Contrastive Learning with Temporal Correlated Medical Images: A Case Study using Lung Segmentation in Chest X-Rays


Abstract in English

Contrastive learning has been proved to be a promising technique for image-level representation learning from unlabeled data. Many existing works have demonstrated improved results by applying contrastive learning in classification and object detection tasks for either natural images or medical images. However, its application to medical image segmentation tasks has been limited. In this work, we use lung segmentation in chest X-rays as a case study and propose a contrastive learning framework with temporal correlated medical images, named CL-TCI, to learn superior encoders for initializing the segmentation network.
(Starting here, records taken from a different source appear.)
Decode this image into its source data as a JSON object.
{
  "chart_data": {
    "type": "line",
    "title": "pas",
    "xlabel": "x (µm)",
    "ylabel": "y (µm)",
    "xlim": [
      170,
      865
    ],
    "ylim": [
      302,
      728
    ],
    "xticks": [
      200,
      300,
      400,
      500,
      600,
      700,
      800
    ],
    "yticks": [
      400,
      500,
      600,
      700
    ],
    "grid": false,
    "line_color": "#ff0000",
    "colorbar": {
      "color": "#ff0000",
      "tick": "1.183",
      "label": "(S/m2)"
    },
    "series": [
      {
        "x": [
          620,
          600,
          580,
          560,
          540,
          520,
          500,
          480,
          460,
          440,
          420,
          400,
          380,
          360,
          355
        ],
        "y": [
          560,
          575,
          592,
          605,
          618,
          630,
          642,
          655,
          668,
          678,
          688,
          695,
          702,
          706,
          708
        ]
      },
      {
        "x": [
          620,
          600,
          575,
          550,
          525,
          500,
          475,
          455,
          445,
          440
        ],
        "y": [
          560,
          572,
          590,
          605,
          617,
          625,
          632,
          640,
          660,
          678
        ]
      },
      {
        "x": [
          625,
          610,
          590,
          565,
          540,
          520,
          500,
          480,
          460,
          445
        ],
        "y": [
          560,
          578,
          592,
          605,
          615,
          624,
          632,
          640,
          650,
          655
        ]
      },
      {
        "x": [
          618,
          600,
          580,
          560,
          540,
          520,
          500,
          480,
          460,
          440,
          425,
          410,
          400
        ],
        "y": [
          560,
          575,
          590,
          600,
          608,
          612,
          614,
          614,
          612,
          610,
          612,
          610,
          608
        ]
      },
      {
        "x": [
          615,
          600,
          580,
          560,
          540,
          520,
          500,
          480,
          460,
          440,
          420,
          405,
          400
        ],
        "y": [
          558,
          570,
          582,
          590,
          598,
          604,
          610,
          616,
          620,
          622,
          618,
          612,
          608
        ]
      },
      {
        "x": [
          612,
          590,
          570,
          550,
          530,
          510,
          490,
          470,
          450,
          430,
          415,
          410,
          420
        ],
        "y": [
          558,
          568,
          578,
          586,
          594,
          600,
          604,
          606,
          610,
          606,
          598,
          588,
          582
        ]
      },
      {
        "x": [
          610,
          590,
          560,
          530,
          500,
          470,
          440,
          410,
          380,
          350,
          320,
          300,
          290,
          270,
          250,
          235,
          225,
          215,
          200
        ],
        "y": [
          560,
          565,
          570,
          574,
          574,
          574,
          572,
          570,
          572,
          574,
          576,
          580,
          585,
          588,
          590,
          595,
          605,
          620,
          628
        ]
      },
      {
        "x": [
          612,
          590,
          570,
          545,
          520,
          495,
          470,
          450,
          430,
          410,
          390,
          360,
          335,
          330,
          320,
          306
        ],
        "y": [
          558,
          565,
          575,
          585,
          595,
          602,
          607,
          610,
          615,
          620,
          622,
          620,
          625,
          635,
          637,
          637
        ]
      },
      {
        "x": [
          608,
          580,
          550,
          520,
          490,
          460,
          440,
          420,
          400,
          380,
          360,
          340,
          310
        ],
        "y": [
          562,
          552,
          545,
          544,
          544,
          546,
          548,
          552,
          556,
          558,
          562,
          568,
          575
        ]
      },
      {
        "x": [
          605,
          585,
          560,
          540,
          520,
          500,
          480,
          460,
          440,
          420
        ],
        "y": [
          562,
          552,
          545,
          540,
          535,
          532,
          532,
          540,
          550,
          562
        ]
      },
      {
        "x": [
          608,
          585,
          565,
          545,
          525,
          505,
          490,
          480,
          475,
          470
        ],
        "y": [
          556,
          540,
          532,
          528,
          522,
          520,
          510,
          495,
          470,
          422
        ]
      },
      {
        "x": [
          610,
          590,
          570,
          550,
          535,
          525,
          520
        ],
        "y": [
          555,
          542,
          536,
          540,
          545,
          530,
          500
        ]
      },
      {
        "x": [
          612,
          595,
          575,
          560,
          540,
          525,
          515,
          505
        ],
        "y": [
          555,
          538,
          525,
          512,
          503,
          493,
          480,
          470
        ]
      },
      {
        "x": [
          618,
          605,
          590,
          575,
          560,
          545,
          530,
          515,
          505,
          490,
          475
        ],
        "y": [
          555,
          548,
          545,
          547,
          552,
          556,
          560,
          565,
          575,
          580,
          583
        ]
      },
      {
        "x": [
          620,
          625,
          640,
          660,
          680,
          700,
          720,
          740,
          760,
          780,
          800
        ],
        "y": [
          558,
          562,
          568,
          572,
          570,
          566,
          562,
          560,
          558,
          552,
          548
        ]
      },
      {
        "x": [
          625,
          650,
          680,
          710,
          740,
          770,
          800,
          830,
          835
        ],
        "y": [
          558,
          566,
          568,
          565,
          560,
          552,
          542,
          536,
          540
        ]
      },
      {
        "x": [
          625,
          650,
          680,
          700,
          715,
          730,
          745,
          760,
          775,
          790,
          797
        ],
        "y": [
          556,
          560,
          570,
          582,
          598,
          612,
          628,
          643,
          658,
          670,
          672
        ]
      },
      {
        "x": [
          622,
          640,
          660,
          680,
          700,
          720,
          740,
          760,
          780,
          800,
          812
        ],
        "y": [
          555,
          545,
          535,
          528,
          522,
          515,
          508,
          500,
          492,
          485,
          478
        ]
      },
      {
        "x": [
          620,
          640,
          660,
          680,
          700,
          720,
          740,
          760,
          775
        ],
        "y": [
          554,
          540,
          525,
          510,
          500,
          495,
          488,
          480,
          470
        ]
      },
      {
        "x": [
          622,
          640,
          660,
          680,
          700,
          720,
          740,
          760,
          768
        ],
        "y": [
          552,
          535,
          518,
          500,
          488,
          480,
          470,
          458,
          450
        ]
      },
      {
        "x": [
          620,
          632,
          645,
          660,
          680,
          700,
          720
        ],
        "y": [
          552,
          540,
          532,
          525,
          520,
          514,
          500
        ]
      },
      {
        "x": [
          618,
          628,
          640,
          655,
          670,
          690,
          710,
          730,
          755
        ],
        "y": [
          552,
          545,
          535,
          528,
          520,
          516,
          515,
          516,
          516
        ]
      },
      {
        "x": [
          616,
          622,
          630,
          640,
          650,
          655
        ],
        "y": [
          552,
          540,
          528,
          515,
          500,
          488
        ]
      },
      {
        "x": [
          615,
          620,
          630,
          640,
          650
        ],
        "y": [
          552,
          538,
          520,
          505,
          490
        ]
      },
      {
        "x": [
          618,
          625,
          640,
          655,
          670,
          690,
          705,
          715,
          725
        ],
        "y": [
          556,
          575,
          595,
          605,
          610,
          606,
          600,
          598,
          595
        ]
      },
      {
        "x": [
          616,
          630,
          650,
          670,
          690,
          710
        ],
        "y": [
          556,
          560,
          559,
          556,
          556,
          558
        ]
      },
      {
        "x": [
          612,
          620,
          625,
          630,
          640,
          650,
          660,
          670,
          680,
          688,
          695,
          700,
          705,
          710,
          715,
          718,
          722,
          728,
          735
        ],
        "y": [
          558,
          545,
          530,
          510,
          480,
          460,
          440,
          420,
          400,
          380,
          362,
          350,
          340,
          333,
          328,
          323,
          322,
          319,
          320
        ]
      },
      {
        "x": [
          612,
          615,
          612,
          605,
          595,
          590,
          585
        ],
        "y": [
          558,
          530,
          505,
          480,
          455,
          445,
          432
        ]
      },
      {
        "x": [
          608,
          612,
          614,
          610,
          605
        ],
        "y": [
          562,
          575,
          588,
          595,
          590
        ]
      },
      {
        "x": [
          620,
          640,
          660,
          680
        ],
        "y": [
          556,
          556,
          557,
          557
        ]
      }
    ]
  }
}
We adapt CL-TCI from two state-of-the-art contrastive learning methods-MoCo and SimCLR. Experiment results on three chest X-ray datasets show that under two different segmentation backbones, U-Net and Deeplab-V3, CL-TCI can outperform all baselines that do not incorporate any temporal correlation in both semi-supervised learning setting and transfer learning setting with limited annotation. This suggests that information among temporal correlated medical images can indeed improve contrastive learning performance. Between the two variations of CL-TCI, CL-TCI adapted from MoCo outperforms CL-TCI adapted from SimCLR in most settings, indicating that more contrastive samples can benefit the learning process and help the network learn high-quality representations.